Nuova campagna di phishing per il furto dei dati SPID: cosa si rischia
Una campagna di phishing sfrutta il nome dell’Agenzia delle Entrate per rubare credenziali SPID. Ecco come funziona e cosa rischiano gli utenti.
Una nuova ondata di messaggi fraudolenti sta prendendo di mira le identità digitali SPID degli utenti italiani. L’Agenzia delle Entrate ha segnalato una campagna di phishing che sfrutta il suo nome e il suo logo per indurre i destinatari a consegnare le credenziali di accesso. Il rischio riguarda direttamente l’utilizzo dei servizi online della pubblica amministrazione e, più in generale, la sicurezza dei dati personali.

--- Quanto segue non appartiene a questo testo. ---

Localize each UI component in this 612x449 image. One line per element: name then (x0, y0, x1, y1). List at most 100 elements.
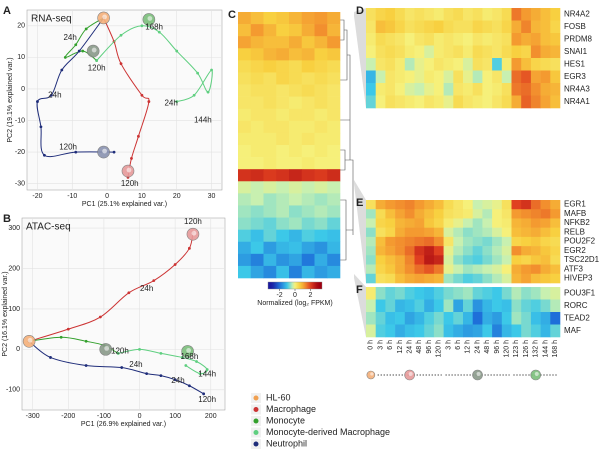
heat-cell (453, 312, 463, 325)
heat-cell (302, 242, 315, 254)
heat-cell (453, 58, 463, 71)
x-tick-label: 0 (138, 413, 142, 420)
heat-cell (531, 228, 541, 238)
heat-cell (415, 96, 425, 109)
heat-cell (444, 58, 454, 71)
point (210, 69, 213, 72)
heat-cell (541, 96, 551, 109)
heat-cell (385, 255, 395, 265)
heat-cell (327, 157, 340, 169)
heat-cell (541, 265, 551, 275)
heat-cell (395, 71, 405, 84)
heat-cell (327, 60, 340, 72)
heat-cell (302, 24, 315, 36)
heat-cell (424, 218, 434, 228)
heat-cell (395, 209, 405, 219)
time-point-label: 168 h (552, 340, 559, 358)
heat-cell (531, 83, 541, 96)
heat-cell (541, 300, 551, 313)
heat-cell (264, 12, 277, 24)
heat-cell (289, 121, 302, 133)
heat-cell (512, 265, 522, 275)
heat-cell (463, 200, 473, 210)
heat-cell (376, 209, 386, 219)
heat-cell (492, 287, 502, 300)
heat-cell (492, 218, 502, 228)
gene-label: HIVEP3 (564, 273, 593, 282)
heat-cell (424, 237, 434, 247)
heat-cell (463, 33, 473, 46)
heat-cell (385, 237, 395, 247)
heat-cell (541, 21, 551, 34)
heat-cell (424, 209, 434, 219)
point (64, 56, 67, 59)
heat-cell (482, 209, 492, 219)
heat-cell (512, 300, 522, 313)
heat-cell (276, 266, 289, 278)
heat-cell (434, 255, 444, 265)
x-tick-label: 20 (173, 193, 181, 200)
heat-cell (366, 228, 376, 238)
heat-cell (550, 21, 560, 34)
heat-cell (251, 254, 264, 266)
point (127, 291, 130, 294)
heat-cell (302, 230, 315, 242)
gene-label: FOSB (564, 22, 586, 31)
heat-cell (453, 8, 463, 21)
heat-cell (463, 246, 473, 256)
heat-cell (531, 200, 541, 210)
heat-cell (492, 58, 502, 71)
heat-cell (276, 72, 289, 84)
heat-cell (385, 274, 395, 284)
heat-cell (405, 200, 415, 210)
heat-cell (424, 274, 434, 284)
panel-label: B (3, 213, 11, 225)
heat-cell (541, 200, 551, 210)
heat-cell (424, 21, 434, 34)
heat-cell (550, 96, 560, 109)
heat-cell (482, 96, 492, 109)
time-label: 120h (184, 217, 202, 226)
heat-cell (405, 312, 415, 325)
heat-cell (550, 312, 560, 325)
heat-cell (405, 265, 415, 275)
heat-cell (327, 109, 340, 121)
heat-cell (463, 265, 473, 275)
heat-cell (366, 300, 376, 313)
heat-cell (327, 254, 340, 266)
heat-cell (453, 246, 463, 256)
heat-cell (531, 265, 541, 275)
time-label: 24h (140, 284, 153, 293)
heat-cell (512, 209, 522, 219)
heat-cell (251, 97, 264, 109)
heat-cell (315, 48, 328, 60)
point (74, 43, 77, 46)
heat-cell (385, 200, 395, 210)
heat-cell (502, 300, 512, 313)
heat-cell (276, 181, 289, 193)
heat-cell (415, 8, 425, 21)
heat-cell (434, 274, 444, 284)
legend-marker (254, 430, 259, 435)
heat-cell (385, 209, 395, 219)
heat-cell (315, 205, 328, 217)
time-point-label: 3 h (377, 340, 384, 350)
heat-cell (302, 254, 315, 266)
heat-cell (238, 85, 251, 97)
heat-cell (463, 274, 473, 284)
heat-cell (395, 300, 405, 313)
point (137, 135, 140, 138)
heat-cell (444, 237, 454, 247)
heat-cell (473, 325, 483, 338)
heat-cell (424, 228, 434, 238)
y-tick-label: 0 (21, 86, 25, 93)
heat-cell (251, 36, 264, 48)
heat-cell (502, 46, 512, 59)
heat-cell (315, 242, 328, 254)
heat-cell (415, 71, 425, 84)
heat-cell (405, 274, 415, 284)
heat-cell (238, 266, 251, 278)
heat-cell (492, 312, 502, 325)
gene-label: NR4A3 (564, 84, 590, 93)
time-point-label: 96 h (494, 340, 501, 354)
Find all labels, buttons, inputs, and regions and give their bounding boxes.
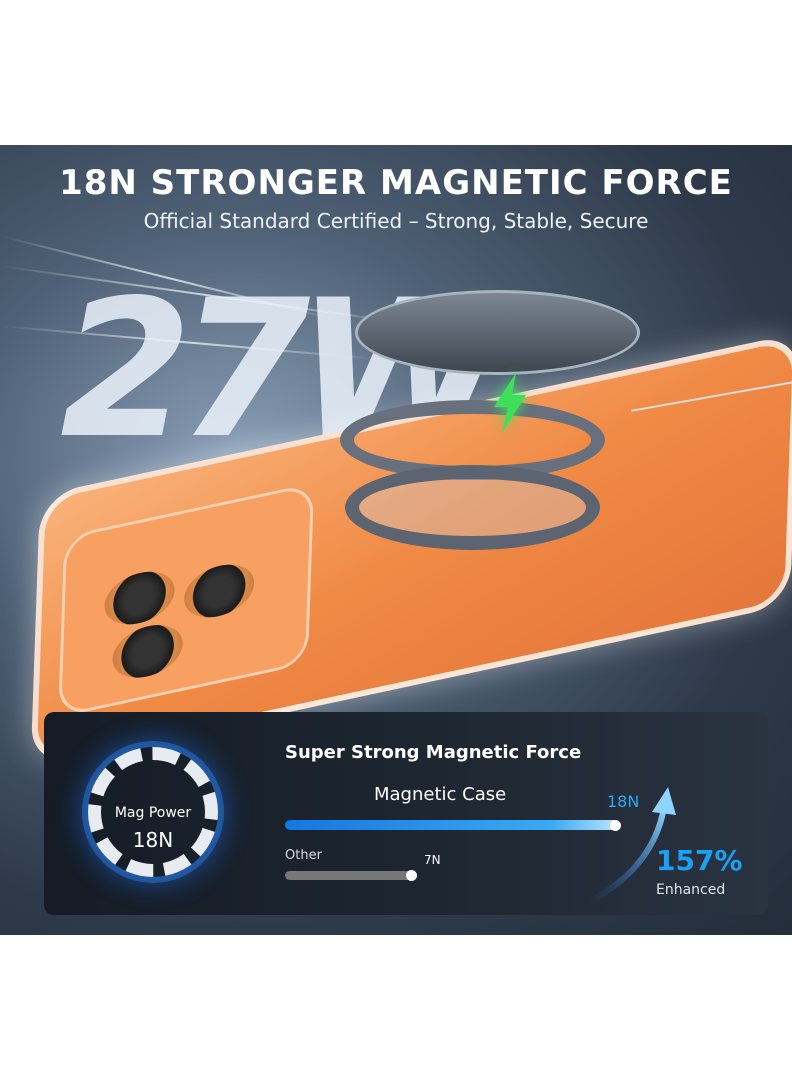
subheadline: Official Standard Certified – Strong, St… <box>143 209 649 233</box>
bar-value-magnetic-case: 18N <box>607 792 640 811</box>
headline: 18N STRONGER MAGNETIC FORCE <box>59 163 733 203</box>
camera-module <box>58 482 315 718</box>
bar-value-other: 7N <box>424 853 441 867</box>
lightning-bolt-icon <box>494 373 526 433</box>
bar-knob <box>610 819 621 831</box>
bar-knob <box>405 870 417 881</box>
magnet-ring <box>345 465 600 550</box>
camera-lens <box>183 558 256 624</box>
product-hero: 18N STRONGER MAGNETIC FORCE Official Sta… <box>0 145 792 935</box>
upward-arrow-icon <box>587 787 676 905</box>
camera-lens <box>103 565 176 631</box>
badge-value: 18N <box>132 828 174 852</box>
badge-label: Mag Power <box>114 805 192 821</box>
bar-label-other: Other <box>285 848 322 863</box>
comparison-panel: Mag Power 18N Super Strong Magnetic Forc… <box>44 712 768 915</box>
panel-title: Super Strong Magnetic Force <box>285 742 582 763</box>
bar-other <box>285 870 417 881</box>
increase-label: Enhanced <box>656 882 726 898</box>
bar-label-magnetic-case: Magnetic Case <box>374 784 507 805</box>
magnetic-charger <box>355 290 640 375</box>
increase-percent: 157% <box>656 844 743 877</box>
camera-lens <box>111 618 184 685</box>
bar-magnetic-case <box>285 819 621 831</box>
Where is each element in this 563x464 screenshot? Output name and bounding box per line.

Le comunicazioni circolano via e-mail e simulano un invito ad accedere all’area riservata dell’Agenzia delle Entrate. Il messaggio contiene un link che rimanda a un sito costruito appositamente per sottrarre le credenziali SPID, riproducendo in modo credibile l’aspetto delle pagine istituzionali.
Phishing per rubare credenziali SPID: come funziona?
La truffa si basa su una falsa pagina di login che imita l’accesso all’area riservata dell’Agenzia delle Entrate tramite SPID. All’utente viene chiesto di inserire la password della propria identità digitale, mentre l’indirizzo e-mail risulta già compilato automaticamente. Questo dettaglio è studiato per rendere il tentativo più credibile e ridurre le perplessità di chi si trova davanti alla schermata.
Il sito non ha alcun legame con i sistemi ufficiali. Il suo unico scopo è la raccolta delle credenziali, che possono poi essere utilizzate per accedere ai servizi online a nome della vittima.
Cosa rischiano i cittadini?
Chi inserisce i propri dati su una pagina fraudolenta espone la propria identità digitale a un utilizzo illecito. Le credenziali SPID consentono l’accesso a numerosi servizi della pubblica amministrazione e, se compromesse, possono essere sfruttate per consultare informazioni personali o compiere operazioni non autorizzate. L’Agenzia delle Entrate ha ribadito la propria totale estraneità a queste comunicazioni, chiarendo che non invia e-mail contenenti link diretti per l’inserimento delle credenziali SPID.
Come difendersi dalla truffa SPID?
Per difendersi dalla truffa, l’indicazione è di non cliccare sui link presenti in e-mail sospette e di non fornire mai dati personali o password attraverso pagine raggiunte da comunicazioni non verificate. Messaggi di questo tipo vanno eliminati immediatamente. In caso di dubbio sulla legittimità di una comunicazione, è consigliabile effettuare una verifica consultando la sezione “Focus sul phishing” del sito istituzionale dell’Agenzia delle Entrate o utilizzando esclusivamente i contatti ufficiali indicati sul portale.
In alternativa, è possibile rivolgersi direttamente all’ufficio territorialmente competente. La prudenza resta l’unico strumento davvero efficace per evitare che una truffa digitale si trasformi in un danno concreto.
Riconoscere una e-mail falsa non richiede competenze tecniche avanzate, ma attenzione ad alcuni segnali ricorrenti. Spesso l’indirizzo del mittente appare anomalo e non appartiene al dominio ufficiale, un dettaglio che emerge osservando con cura la parte successiva alla “@”. I messaggi fraudolenti tendono inoltre a creare un senso di urgenza, parlando di problemi imminenti, blocchi dell’account, accessi sospetti o comunicazioni da confermare entro poche ore.
Un altro elemento ricorrente è la richiesta di cliccare su un link e inserire credenziali o dati personali, una pratica che le istituzioni non adottano. Anche il tono generico, con formule come “Gentile utente” o “Caro contribuente” prive di riferimenti specifici, è tipico del phishing. Loghi e colori possono sembrare autentici, ma spesso emergono incongruenze: link non ufficiali, un layout leggermente diverso dall’originale, traduzioni imprecise o testi poco naturali. Segnali che, se considerati nel loro insieme, indicano un rischio elevato. Pochi giorni fa, era stata anche scoperta una truffa sulla tessera sanitaria.